PROLOGUE

The Ghost Girl

 

 

In the diminishing twilight of a warm summer evening, a girl ran flat-out through the woods.  

Her second-hand sneakers pounded the dry dirt path.  With every step the duffel bag bumping against her back grew heavier.  Her fists punched the air as if it was purposely resisting her.  She gripped a porcelain figurine so tightly her knuckles were white inside work gloves that were too big for her.

A snarl of branches slapped her.  She stumbled but stayed upright, stayed moving.  The salty ocean smell was strong. 

The muscles in her legs burned.  Her lungs felt like someone was pouring sand into them.  Hot tears blurred the trees into a thick curtain that was about to smother her in inescapable blackness.  
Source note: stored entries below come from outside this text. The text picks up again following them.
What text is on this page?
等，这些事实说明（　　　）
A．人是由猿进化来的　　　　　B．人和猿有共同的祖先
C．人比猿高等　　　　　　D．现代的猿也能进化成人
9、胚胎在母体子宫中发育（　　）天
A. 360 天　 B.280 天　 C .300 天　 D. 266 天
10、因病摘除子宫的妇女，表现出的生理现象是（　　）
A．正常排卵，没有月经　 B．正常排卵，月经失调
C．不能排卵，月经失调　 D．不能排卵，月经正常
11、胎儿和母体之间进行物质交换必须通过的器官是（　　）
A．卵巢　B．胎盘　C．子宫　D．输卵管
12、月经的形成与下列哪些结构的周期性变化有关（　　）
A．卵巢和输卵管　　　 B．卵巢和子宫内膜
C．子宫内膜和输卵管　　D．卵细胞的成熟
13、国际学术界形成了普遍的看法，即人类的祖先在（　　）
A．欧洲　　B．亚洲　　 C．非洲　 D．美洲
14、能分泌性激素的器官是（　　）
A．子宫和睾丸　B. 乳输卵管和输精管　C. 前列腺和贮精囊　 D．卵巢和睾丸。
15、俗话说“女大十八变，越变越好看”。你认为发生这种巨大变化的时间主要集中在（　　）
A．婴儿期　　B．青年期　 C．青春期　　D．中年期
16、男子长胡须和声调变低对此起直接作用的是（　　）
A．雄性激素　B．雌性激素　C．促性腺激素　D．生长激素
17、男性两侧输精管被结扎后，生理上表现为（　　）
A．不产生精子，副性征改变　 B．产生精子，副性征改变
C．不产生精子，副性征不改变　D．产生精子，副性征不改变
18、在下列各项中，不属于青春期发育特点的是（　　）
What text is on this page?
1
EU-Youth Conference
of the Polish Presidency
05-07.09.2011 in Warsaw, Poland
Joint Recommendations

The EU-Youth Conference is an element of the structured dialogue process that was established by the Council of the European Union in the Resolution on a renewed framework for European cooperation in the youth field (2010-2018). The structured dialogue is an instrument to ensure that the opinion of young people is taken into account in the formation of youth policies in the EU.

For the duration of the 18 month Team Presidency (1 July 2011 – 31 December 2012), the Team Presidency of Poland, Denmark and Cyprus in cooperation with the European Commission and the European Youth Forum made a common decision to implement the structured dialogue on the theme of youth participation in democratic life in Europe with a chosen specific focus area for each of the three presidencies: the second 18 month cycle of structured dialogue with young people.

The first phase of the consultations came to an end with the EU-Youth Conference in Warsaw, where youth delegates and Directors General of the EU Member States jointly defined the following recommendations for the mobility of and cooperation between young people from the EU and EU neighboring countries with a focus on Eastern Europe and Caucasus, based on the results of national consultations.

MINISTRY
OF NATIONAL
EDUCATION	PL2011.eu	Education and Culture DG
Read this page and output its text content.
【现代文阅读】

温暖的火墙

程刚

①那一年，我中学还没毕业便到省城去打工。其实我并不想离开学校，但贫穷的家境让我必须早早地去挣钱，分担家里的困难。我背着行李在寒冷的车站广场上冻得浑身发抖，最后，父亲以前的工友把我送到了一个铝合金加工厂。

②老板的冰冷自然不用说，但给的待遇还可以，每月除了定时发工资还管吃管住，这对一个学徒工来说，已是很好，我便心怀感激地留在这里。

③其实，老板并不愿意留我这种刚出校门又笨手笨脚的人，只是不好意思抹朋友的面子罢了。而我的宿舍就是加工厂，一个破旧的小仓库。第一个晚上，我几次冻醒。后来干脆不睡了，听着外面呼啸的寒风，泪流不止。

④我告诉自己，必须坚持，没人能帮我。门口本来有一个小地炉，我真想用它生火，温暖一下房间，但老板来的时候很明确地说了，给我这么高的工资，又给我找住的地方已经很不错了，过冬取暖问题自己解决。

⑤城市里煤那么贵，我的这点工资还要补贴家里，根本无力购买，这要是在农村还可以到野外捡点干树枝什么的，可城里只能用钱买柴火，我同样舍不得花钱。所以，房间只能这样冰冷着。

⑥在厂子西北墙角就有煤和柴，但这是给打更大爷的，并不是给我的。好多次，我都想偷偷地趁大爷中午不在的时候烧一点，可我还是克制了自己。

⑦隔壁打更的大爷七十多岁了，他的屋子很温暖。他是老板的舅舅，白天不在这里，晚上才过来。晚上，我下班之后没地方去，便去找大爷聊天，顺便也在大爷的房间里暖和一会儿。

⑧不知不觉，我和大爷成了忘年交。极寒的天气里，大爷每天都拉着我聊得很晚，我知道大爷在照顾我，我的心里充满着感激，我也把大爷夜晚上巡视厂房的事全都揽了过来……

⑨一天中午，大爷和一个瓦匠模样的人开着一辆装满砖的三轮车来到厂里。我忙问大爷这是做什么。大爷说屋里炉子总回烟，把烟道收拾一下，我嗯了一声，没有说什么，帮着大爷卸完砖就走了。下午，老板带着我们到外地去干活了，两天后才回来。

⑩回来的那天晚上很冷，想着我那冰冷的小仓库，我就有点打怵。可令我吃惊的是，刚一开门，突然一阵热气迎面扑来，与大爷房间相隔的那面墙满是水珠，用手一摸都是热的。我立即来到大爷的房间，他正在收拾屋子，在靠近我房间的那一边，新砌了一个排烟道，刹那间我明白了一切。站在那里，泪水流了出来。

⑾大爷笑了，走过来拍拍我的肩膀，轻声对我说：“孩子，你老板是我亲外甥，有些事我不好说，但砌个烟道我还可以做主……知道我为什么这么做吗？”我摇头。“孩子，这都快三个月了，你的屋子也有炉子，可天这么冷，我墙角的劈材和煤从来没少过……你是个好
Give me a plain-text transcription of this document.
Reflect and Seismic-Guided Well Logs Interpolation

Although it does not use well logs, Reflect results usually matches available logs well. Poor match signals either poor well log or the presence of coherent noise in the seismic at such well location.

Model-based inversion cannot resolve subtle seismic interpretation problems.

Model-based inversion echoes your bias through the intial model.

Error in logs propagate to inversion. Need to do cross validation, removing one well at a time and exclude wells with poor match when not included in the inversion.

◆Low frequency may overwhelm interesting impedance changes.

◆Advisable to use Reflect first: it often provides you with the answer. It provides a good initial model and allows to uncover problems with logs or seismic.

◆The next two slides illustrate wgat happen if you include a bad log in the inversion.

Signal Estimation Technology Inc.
Finally, she stumbled into a clearing atop a cliff with a view of the island.  Its lights shimmered like a mirage.  Rocks wide enough to sit on encircled an old overgrown fire pit.  Glass bottles and crushed cans glinted in the grass.  The waves crashing against the base of the cliff sounded like the applause of the opposing team’s fans.  

A boy in a black and red Chicago Bulls t-shirt stood with his back to the sea.  His eyes bulged at the sight of her hurtling out of the trees at him, a flash of arms and teeth and hair.  

At the sight of him, the girl screamed and dropped the figurine.  The boy screamed too, high and shrill as a choirboy.  He tossed what he’d been holding into the air, and scampered behind the nearest sizeable tree.

The girl skidded to a stop.  Panic rushed up her throat—she couldn’t see the figurine on the ground, and there was no time. Shrieking with frustration, she lunged toward the salty air and the sunset.  

The bumpy bark poked the boy roughly through his t-shirt.  His mind raced—where did she come from?  What was she doing here?  Why did she scream at him?

Hearing nothing over his panicked breathing and the pounding of his heart in his chest, the boy peeked around the tree.  

 

She wasn’t there.  

The girl was gone.

He looked around the darkening clearing to the edge—and the cliff dropping away from it.  

“Oh no,” he whispered.  

He jumped at a sound in the trees.  

Footsteps—coming this way fast.

The boy ducked back around the tree, his heart thumping fast as a gym class full of basketballs.    

Twigs snapped and angry, labored breathing entered the clearing.

Terror surged through his bones.  The boy ran blindly into the darkening woods, avoiding the trunks but oblivious to the smaller branches reaching for him.  He fled the desolate clearing and the ghost girl, and the monster that tried to catch her, but missed.